Me: Do you have time for other stuff?
Bell: It’s an all-day thing. I have time after lunch until we play ball. Pedro Alvarez is up here right now. It’s cool to see a big leaguer. Everyone else is in the Minor Leagues. J.R. Murphy is with us. Just guys trying to get better for the upcoming season.
Me: What outfield position do you see yourself at long-term?
Bell: I got moved to right field last year. I don’t really care. The outfield is fun [no matter the position]. I love tracking balls, so wherever, depends on what the team needs.
Me: Is there a ballplayer you model yourself after?
Bell: Do I model myself after anyone specifically? I follow a couple guys on Twitter if that means anything, I guess, for the off-the-field aspect. I really like [Andrew] McCutchen and Matt Kemp, younger guys that have had success in the game. You gotta love Mike Trout, the way he plays.
Me: Have you met McCutchen?
Bell: I shook hands with him once and went to a players-only question-and-answer session that was like 45 minutes long. We could pick his brain and ask him whatever we wanted. It was cool behind the scenes, since we’re players we probably get more answers to our questions than reporters would. I just realized he was a normal guy. It was really cool.
Me: Aside from staying healthy, what are your goals for 2013?
Bell: I haven’t made a goal sheet for next season. This offseason, I just want to get as strong as I can and not leave anything in the tank. I have nothing to worry about this season because I know I have prepared myself the way I know I needed to. I’ll definitely go into Spring Training with a lot more confidence and being more trusting than I was last year.
Me: Where do both expect to begin the 2013 season?
Bell: I would expect [to be back at West Virginia], but I guess that depends on how I play in Spring Training. We’ll see.

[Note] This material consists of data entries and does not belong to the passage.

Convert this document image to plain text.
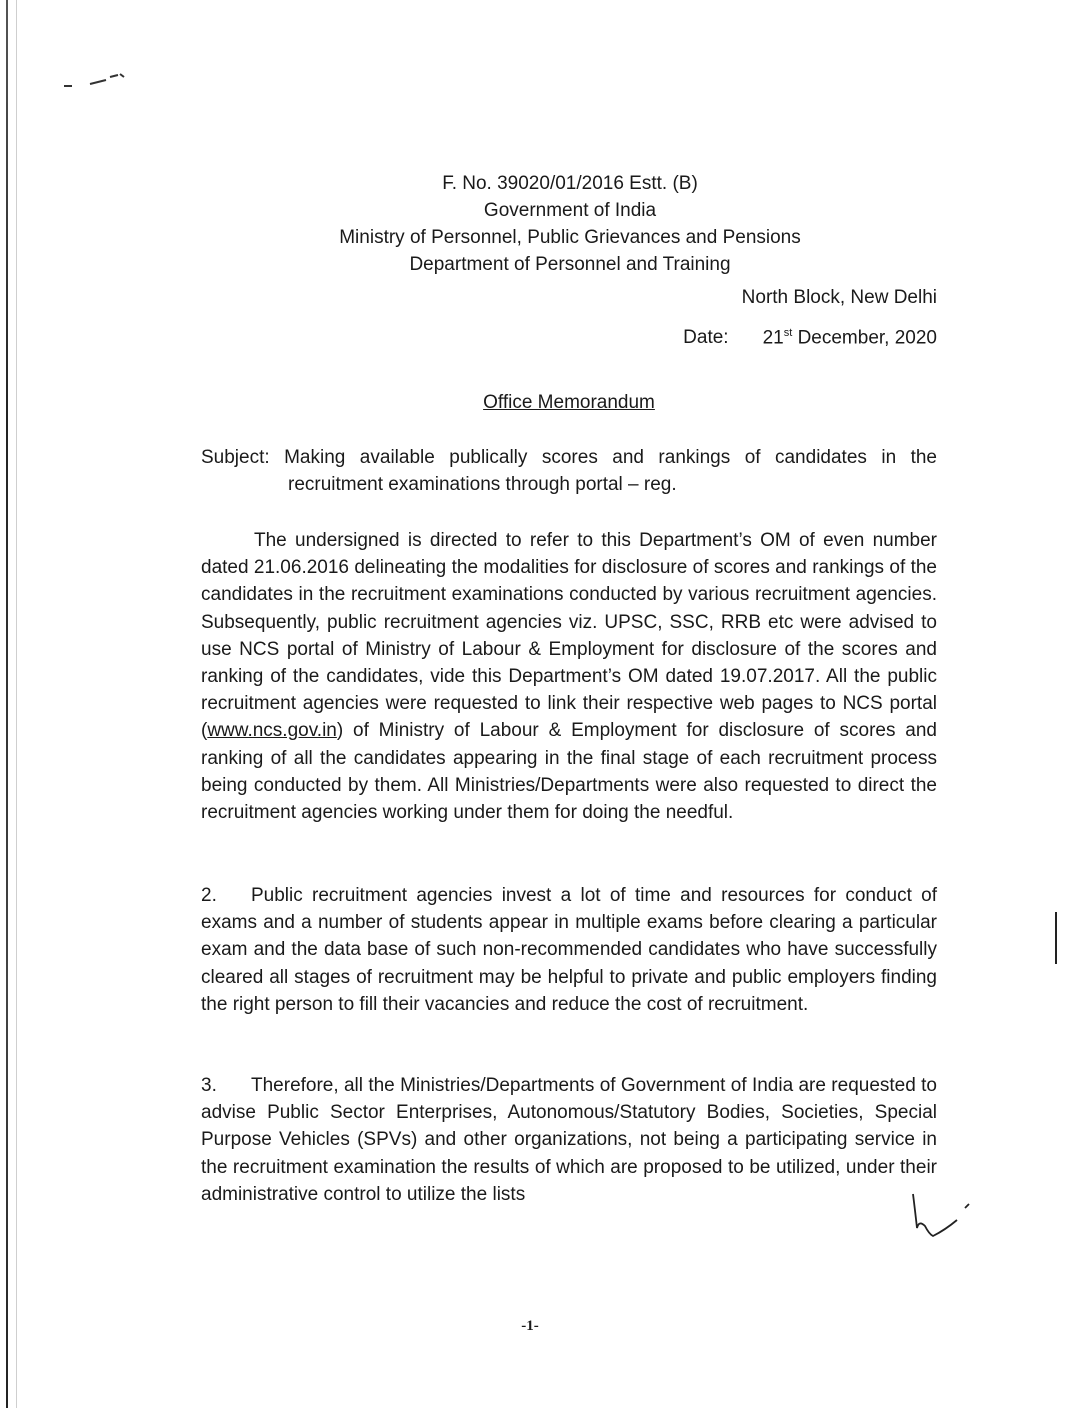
F. No. 39020/01/2016 Estt. (B)
Government of India
Ministry of Personnel, Public Grievances and Pensions
Department of Personnel and Training
North Block, New Delhi
Date: 21st December, 2020
Office Memorandum
Subject: Making available publically scores and rankings of candidates in the
recruitment examinations through portal – reg.
The undersigned is directed to refer to this Department’s OM of even number dated 21.06.2016 delineating the modalities for disclosure of scores and rankings of the candidates in the recruitment examinations conducted by various recruitment agencies. Subsequently, public recruitment agencies viz. UPSC, SSC, RRB etc were advised to use NCS portal of Ministry of Labour & Employment for disclosure of the scores and ranking of the candidates, vide this Department’s OM dated 19.07.2017. All the public recruitment agencies were requested to link their respective web pages to NCS portal (www.ncs.gov.in) of Ministry of Labour & Employment for disclosure of scores and ranking of all the candidates appearing in the final stage of each recruitment process being conducted by them. All Ministries/Departments were also requested to direct the recruitment agencies working under them for doing the needful.
2. Public recruitment agencies invest a lot of time and resources for conduct of exams and a number of students appear in multiple exams before clearing a particular exam and the data base of such non-recommended candidates who have successfully cleared all stages of recruitment may be helpful to private and public employers finding the right person to fill their vacancies and reduce the cost of recruitment.
3. Therefore, all the Ministries/Departments of Government of India are requested to advise Public Sector Enterprises, Autonomous/Statutory Bodies, Societies, Special Purpose Vehicles (SPVs) and other organizations, not being a participating service in the recruitment examination the results of which are proposed to be utilized, under their administrative control to utilize the lists
-1-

QUESTIONS FOR GREGORY POLANCO (@El_Coffee):
Me: Were there adjustments you made before or during last season to put yourself in a position to have such success?
Polanco: I made a lot of adjustments before and during the season. You never stop making adjustments.
Me: Were you surprised by your breakout 2012? Does it raise your expectations for the 2013 campaign?
Polanco: I wasn’t surprised because I worked really hard for that, and thank god I had a great season, and it definitely has risen my expectations for this year.
Me: What is your favorite thing about playing in the Minors?
Polanco: Being able to work on my game everyday, so I can maximize my tools the day I arrive in Pittsburgh.
Me: Who is the toughest starting pitcher you have faced in the Minors?
Polanco: Jose Fernandez from the Marlins.
Me: What part of your game needs the most work?
Polanco: My consistency.
Me: What is your long-term baseball goal?
Polanco: Playing 20 years in the big leagues.
Me: Where do both expect to begin the 2013 season?
Polanco: I’m not sure but I will probably start in the FSL [with the Bradenton Marauders].
Me: Aside from baseball, what is your passion?
Polanco: Video games since I was a little kid. I’m addicted to PS3.
Me: Lastly, is there anything you want your fans and our readers to know about you?
Polanco: Everybody calls me “El Coffee.” It comes from my skin color. My coach growing up gave me [the name]. Growing up, I was a pitcher, too, tall lanky lefty.